Stercoral perforation of the colon is defined as "a perforation of the bowel due to pressure from faecal mass" [6]. It is not common, as complicated diverticulitis or an obstructing carcinoma more often undergo spontaneous perforation [8].
The first recorded stercoral perforation was by Berry in 1894. Since then, only 66 cases have been reported in the world literature [12]. However, the real incidence of this pathology cannot be conclusively ascertained because of the lack of a clear distinction between spontaneous perforation and idiopathic perforation, the latter including stercoral perforation.
Noussias [10] refers to spontaneous perforation as a perforation of the bowel caused by an evident colonic lesion, the term "idiopathic perforation" is therefore used in those cases where no evident pathology is present, as it develops in an apparently normal colon.

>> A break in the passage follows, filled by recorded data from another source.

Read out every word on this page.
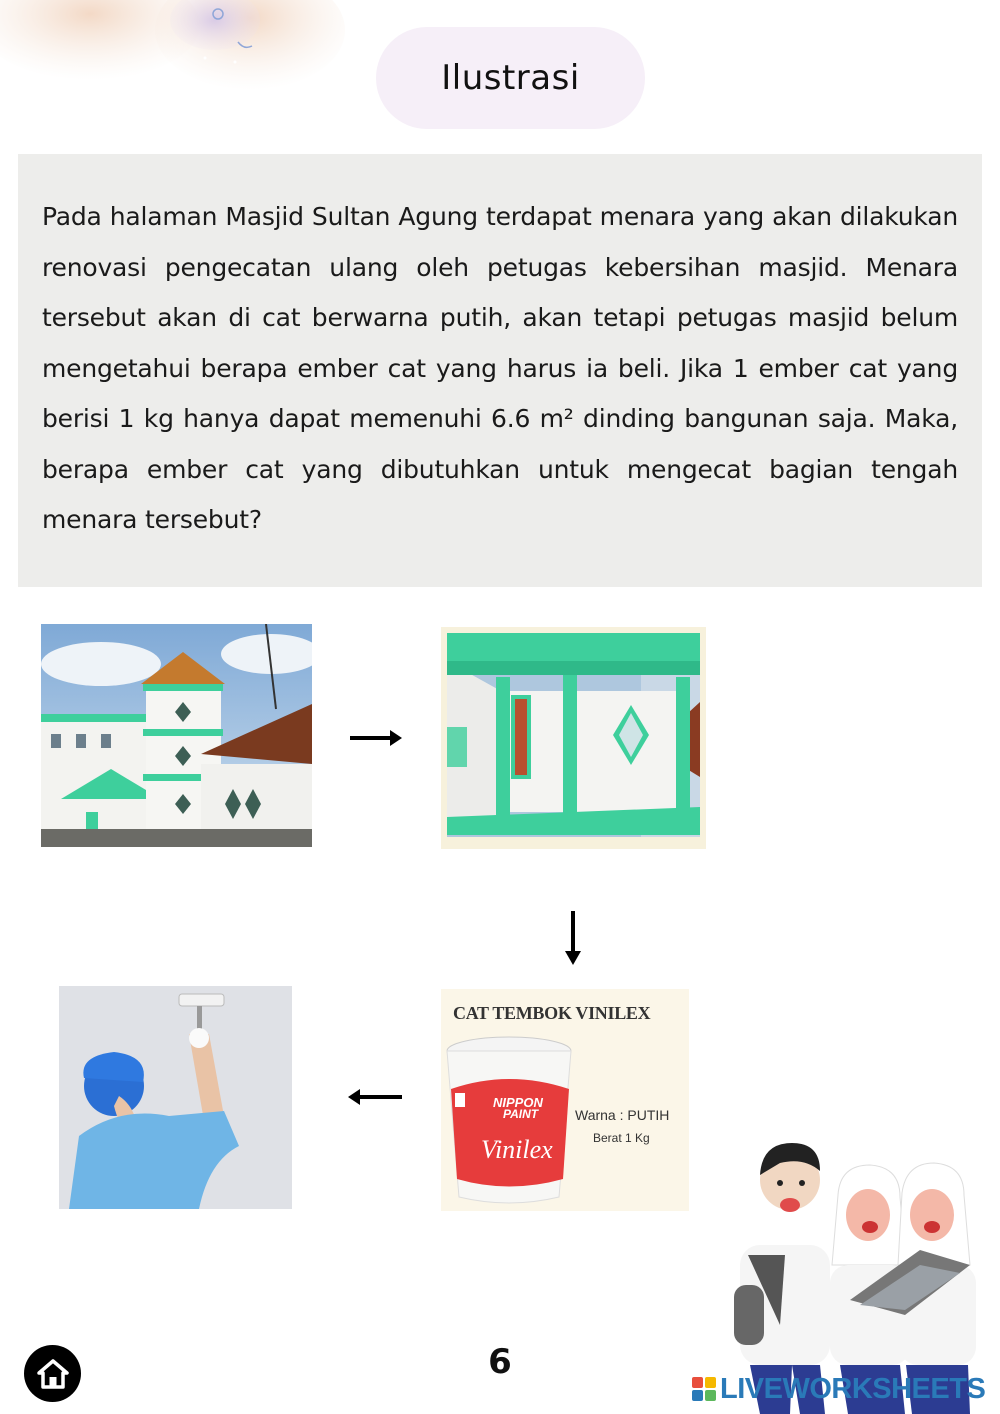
Ilustrasi

Pada halaman Masjid Sultan Agung terdapat menara yang akan dilakukan renovasi pengecatan ulang oleh petugas kebersihan masjid. Menara tersebut akan di cat berwarna putih, akan tetapi petugas masjid belum mengetahui berapa ember cat yang harus ia beli. Jika 1 ember cat yang berisi 1 kg hanya dapat memenuhi 6.6 m² dinding bangunan saja. Maka, berapa ember cat yang dibutuhkan untuk mengecat bagian tengah menara tersebut?

CAT TEMBOK VINILEX
NIPPON
PAINT
Vinilex
Warna : PUTIH
Berat 1 Kg
6
LIVEWORKSHEETS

A 38-year old man with a mental handicap was admitted to hospital in April 1987. The patient came from an asylum. He had always been in good health until a few days before admission when he began to have severe vomiting associated with generalised abdominal colic and constipation. On the day of admission the patient showed clouded sensorium and peritonitis facies; his temperature was 39°C; pulse rate 130 beats/min.; blood pressure 100/60 mmHg. The abdomen was tender and there were no bowel sounds. Rectal examination showed an empty ampulla and a tender Douglas pouch. Laboratory data included haemoconcentration (Ht 46%; Hb 15g/dl; GB 15,700; creatinine 2,4 mg/dl; azotaemia: 60 mg/dU. Plain radiography of the abdomen showed the presence of free gas in the subdisphragmatic areas. The patient then underwent operation.

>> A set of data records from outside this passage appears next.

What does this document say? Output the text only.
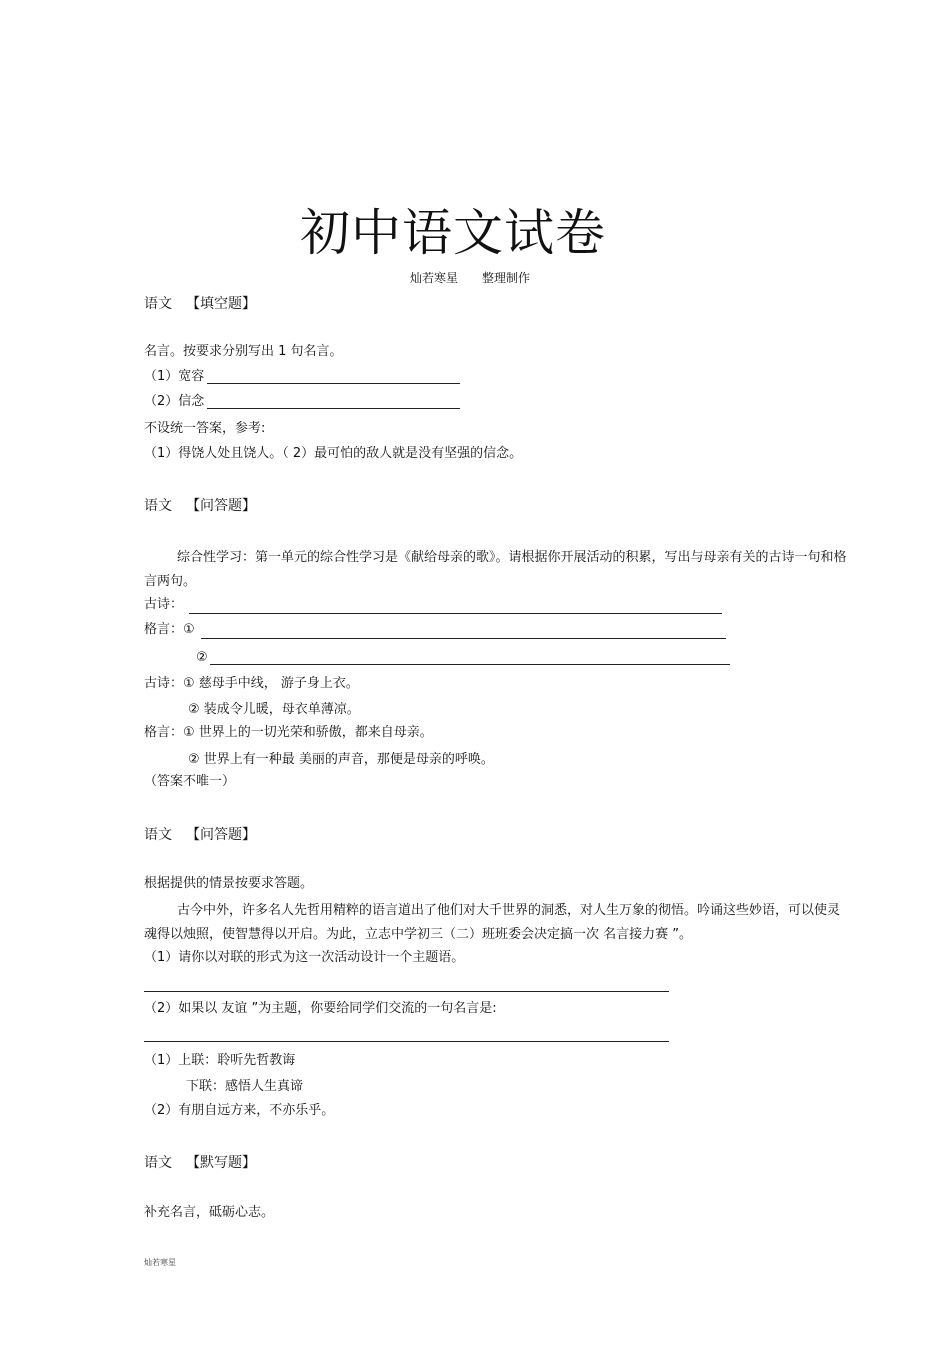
初中语文试卷
灿若寒星 整理制作
语文 【填空题】
名言。按要求分别写出 1 句名言。
（1）宽容
（2）信念
不设统一答案，参考:
（1）得饶人处且饶人。（ 2）最可怕的敌人就是没有坚强的信念。
语文 【问答题】
综合性学习：第一单元的综合性学习是《献给母亲的歌》。请根据你开展活动的积累，写出与母亲有关的古诗一句和格言两句。
古诗：
格言：①
②
古诗：① 慈母手中线， 游子身上衣。
② 装成令儿暖，母衣单薄凉。
格言：① 世界上的一切光荣和骄傲，都来自母亲。
② 世界上有一种最 美丽的声音，那便是母亲的呼唤。
（答案不唯一）
语文 【问答题】
根据提供的情景按要求答题。
古今中外，许多名人先哲用精粹的语言道出了他们对大千世界的洞悉，对人生万象的彻悟。吟诵这些妙语，可以使灵魂得以烛照，使智慧得以开启。为此，立志中学初三（二）班班委会决定搞一次 名言接力赛 ”。
（1）请你以对联的形式为这一次活动设计一个主题语。
（2）如果以 友谊 ”为主题，你要给同学们交流的一句名言是:
（1）上联：聆听先哲教诲
下联：感悟人生真谛
（2）有朋自远方来，不亦乐乎。
语文 【默写题】
补充名言，砥砺心志。
灿若寒星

A midline laparotomy was performed. On opening the peritoneum, gas and purulent malodorous fluid was found in the whole peritoneal cavity. There was a perforation about 8 mm in diameter in the descending colon, from which a faecalome protruded. The transverse colon, part of the descending and ascending colon and an extended area of the sigmoid colon contained a large number of brown hard faecalomas measuring roughly 9x6 cm each. A 30 cm resection of the descending colon was performed, which was followed after mobilisation of the left colonic flexure by a left colostomy and a distal mucous fistula, all faecalomas proximal and distal to the perforation were removed manually. Intraoperative peritoneal lavage with a saline solution and antibiotics followed. The resected colon showed extensive ulceration above and below the perforation. Histologic examination showed typical decubital ulcers without chronic infliltration. In the first 8 hours after the operation, an infusion of about 6 lt of fluid was given to restore adequate diuresis. The postoperative period was complicated by a left pleural effusion, which resolved after medical treatment.
Many irrigations of the distal colonic stump were performed. The patient was discharged 20 days after the operation. Bowel continuity was restored after six months.

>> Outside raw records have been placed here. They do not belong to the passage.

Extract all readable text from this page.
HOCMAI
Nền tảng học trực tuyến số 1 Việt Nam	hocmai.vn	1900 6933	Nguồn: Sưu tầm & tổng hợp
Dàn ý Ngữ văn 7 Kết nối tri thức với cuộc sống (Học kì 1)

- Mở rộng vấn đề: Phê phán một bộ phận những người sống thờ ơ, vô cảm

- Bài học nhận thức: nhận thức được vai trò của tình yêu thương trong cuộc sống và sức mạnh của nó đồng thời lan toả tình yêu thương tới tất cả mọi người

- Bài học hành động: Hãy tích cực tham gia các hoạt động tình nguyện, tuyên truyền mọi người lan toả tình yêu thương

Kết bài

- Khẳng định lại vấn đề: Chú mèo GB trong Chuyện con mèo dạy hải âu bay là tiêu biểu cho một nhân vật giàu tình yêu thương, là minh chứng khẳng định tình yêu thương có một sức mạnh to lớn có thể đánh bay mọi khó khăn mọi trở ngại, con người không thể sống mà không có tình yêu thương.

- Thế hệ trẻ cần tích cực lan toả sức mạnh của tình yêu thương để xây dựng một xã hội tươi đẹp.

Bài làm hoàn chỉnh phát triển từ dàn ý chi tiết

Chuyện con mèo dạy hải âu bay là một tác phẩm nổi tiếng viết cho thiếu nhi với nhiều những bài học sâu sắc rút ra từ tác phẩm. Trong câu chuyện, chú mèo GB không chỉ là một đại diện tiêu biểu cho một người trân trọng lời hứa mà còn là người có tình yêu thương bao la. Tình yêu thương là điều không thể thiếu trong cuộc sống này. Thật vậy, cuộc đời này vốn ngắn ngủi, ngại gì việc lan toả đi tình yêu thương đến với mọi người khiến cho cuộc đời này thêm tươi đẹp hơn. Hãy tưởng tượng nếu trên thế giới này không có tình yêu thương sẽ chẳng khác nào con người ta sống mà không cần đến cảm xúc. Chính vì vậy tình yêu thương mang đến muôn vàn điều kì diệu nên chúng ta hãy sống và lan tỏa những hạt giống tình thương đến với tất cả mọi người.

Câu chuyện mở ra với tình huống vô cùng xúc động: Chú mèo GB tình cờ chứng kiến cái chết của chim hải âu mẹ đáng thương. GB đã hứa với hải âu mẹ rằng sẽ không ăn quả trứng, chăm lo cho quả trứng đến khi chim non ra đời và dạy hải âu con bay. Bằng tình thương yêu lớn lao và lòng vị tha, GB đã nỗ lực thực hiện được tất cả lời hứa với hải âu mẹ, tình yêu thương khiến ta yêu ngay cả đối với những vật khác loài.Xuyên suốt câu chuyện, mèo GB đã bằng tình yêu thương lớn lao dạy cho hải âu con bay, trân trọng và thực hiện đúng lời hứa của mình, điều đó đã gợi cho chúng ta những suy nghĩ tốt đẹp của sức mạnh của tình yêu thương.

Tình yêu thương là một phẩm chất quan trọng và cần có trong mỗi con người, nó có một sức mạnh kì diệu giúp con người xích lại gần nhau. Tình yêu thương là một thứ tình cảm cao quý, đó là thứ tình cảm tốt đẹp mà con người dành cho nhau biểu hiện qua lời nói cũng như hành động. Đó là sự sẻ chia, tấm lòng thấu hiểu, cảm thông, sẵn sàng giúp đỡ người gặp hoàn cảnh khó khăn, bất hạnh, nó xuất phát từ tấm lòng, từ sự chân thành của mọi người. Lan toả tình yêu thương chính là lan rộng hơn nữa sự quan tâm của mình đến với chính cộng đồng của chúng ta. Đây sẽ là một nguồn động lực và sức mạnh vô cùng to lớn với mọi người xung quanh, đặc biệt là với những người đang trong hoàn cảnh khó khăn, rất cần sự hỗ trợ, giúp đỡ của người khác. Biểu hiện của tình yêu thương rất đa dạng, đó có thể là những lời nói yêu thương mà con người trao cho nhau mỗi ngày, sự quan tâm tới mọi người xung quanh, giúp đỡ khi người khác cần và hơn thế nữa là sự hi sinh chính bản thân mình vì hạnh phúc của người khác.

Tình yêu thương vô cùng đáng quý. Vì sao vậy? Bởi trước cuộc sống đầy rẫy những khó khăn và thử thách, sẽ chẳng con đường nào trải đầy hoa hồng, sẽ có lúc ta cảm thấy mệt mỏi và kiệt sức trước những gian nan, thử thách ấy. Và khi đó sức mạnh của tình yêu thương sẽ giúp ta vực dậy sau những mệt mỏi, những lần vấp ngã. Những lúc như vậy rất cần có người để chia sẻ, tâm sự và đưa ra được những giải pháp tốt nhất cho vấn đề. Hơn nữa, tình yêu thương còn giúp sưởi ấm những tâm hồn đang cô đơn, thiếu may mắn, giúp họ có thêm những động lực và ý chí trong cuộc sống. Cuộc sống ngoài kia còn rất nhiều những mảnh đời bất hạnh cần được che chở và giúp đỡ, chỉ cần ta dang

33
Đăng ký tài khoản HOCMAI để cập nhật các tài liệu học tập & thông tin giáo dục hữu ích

Chronic constipation, the frequent ingestion of substances such as antacids (aluminium hydroxide) [2], codeine [4], amitriptyline [1], tranquillizers [3,13], corticosteroids [1], clay mixture and paper in people with a pica for paper [5] may lead to stercoral perforation. However, it must be emphasised that faecalomas, which may cause a primary ischaemic necrosis, may persist in spite of an apparently normal bowel function. Of the 66 patients [12] reviewed, only 39 had a history of chronic constipation before perforation. 23% came from asylums or nursing homes [12]. The mean age was 60 years, with a range from 16 to 89 years [12]. The 66 cases reported in the literature and our case show that preoperative diagnosis of stercoral perforation is rare (17/66 cases) [12], because the incidence is low and the symptoms not clearly detectable. All patients presented features of acute abdominal conditions with diffuse peritonitis (80%) or faecal peritonitis (20%). The most common site for the perforation was the sigmoid colon (47%), followed by the rectum (30%), caecum (9%), transverse colon (7%), and descending colon (5%). All perforations except one occurred on the antimesenteric border of the colon. Perforations were single in 79% and multiple in 2196 of the patients. A preoperative aetiological diagnosis is purely academic considering the seriousness of the clinical picture of faecal peritonitis, which is characterised by a high mortality rate when not treated by prompt surgery. Of the 66 patients 52 underwent surgical intervention with a 35% mortality.The mortality according to the type of operative treatment was, 57% after the closure of the perforation and proximal colostomy, 4396 after exteriorisation and 32% after exteriorisation and colon resection. The operation with the lowest mortality seems to be colon resection with proximal colostomy and Hartmann's procedure with a distal mucous fistula. In our opinion, although the choice of operation depends on where and when the perforation occurs and on the technical skill of the surgeon [7], a successful result depends also on other elements, such as: a) manual evacuation of the faecalomas which otherwise could make postoperative bowel movement difficult; b) colon resection, including all the decubitus ulcers, which are frequently found in the area surrounding the perforation.